Arunabh Saikia writes in from Guwahati where he is keeping an eye on all the North East states. The Mizo National Front has taken the first official lead, as per the Election Commission website. Until recently, the Mizoram party was a part of the BJP’s alliance, the NDA, but the saffron party is contesting by itself too.
The Bharatiya Janata Party-led NDA is far ahead of everyone else in early leads according to NDTV. The NDA has leads in 160 seats, compared to just 62 for the Congress-led United Progressive Alliance and 63 for the rest.
In 2014, on counting day, the Indian Express went with the excellent ‘Headline Awaited’ as its lead headline. Today’s headline is ‘How many?’
Over the last ten Sundays, along with Nithya Subramanian and a number of Scroll.in’s reporters, we looked at some of the key policy questions and themes of these elections. In this piece, we put together 10 challenges that the next prime minister will face, regardless of who wins the election.
We already have early leads from a number of places. CNN-News18 shows 42 leads to the NDA and 19 to the UPA, with 8 going to others. A total of 542 seats are up for grabs. Normally 543 seats go to the polls but the Election Commission cancelled polling in Vellore, Tamil Nadu, after it seized a huge amount of cash in the constituency.
We’ll also be keeping an eye on how the media is covering counting day. Senthalir S writes in from Tamil Nadu, where PTTV has an animated avatar of Narendra Modi doing the twist.
So finally counting has started. It’s likely to be quite slow with the VVPAT slips being tallied in five polling booth per constituency. Remember how long the state assembly polls counting dragged in December? But my sense is the big picture will become clear early in the day, with only a few states close to call. This doesn’t look like a national cliffhanger, to be honest.

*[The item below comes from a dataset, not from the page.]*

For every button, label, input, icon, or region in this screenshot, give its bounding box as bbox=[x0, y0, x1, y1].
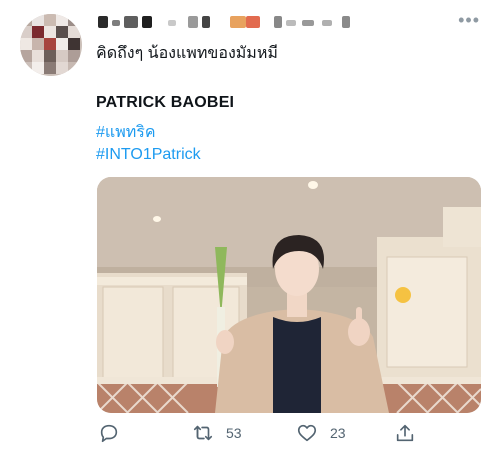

Counting has begun. EVMs will be turned online across the country, with numbers being delivered to us round by round. You can expect to hear about “leads” for much of the next few hours. This is when we learn just who has more votes than the other party, although things can change dramatically everytime a new round is counted. Traditionally, one expects to know who has won by the afternoon, but the inclusion of VVPAT counting this time means it might take longer.
Elections began way back on April 11 and continued, over 7 phases, through May 19. That evening, we also got the exit polls, which almost uniformly said that the Bharatiya Janata Party-led National Democratic Alliance would comfortably return to power.
Good morning and welcome to the Election Fix liveblog. We’re hoping to pull out the most important context, commentary and information for you, in conversation with Scroll.in’s reporters, on this liveblog.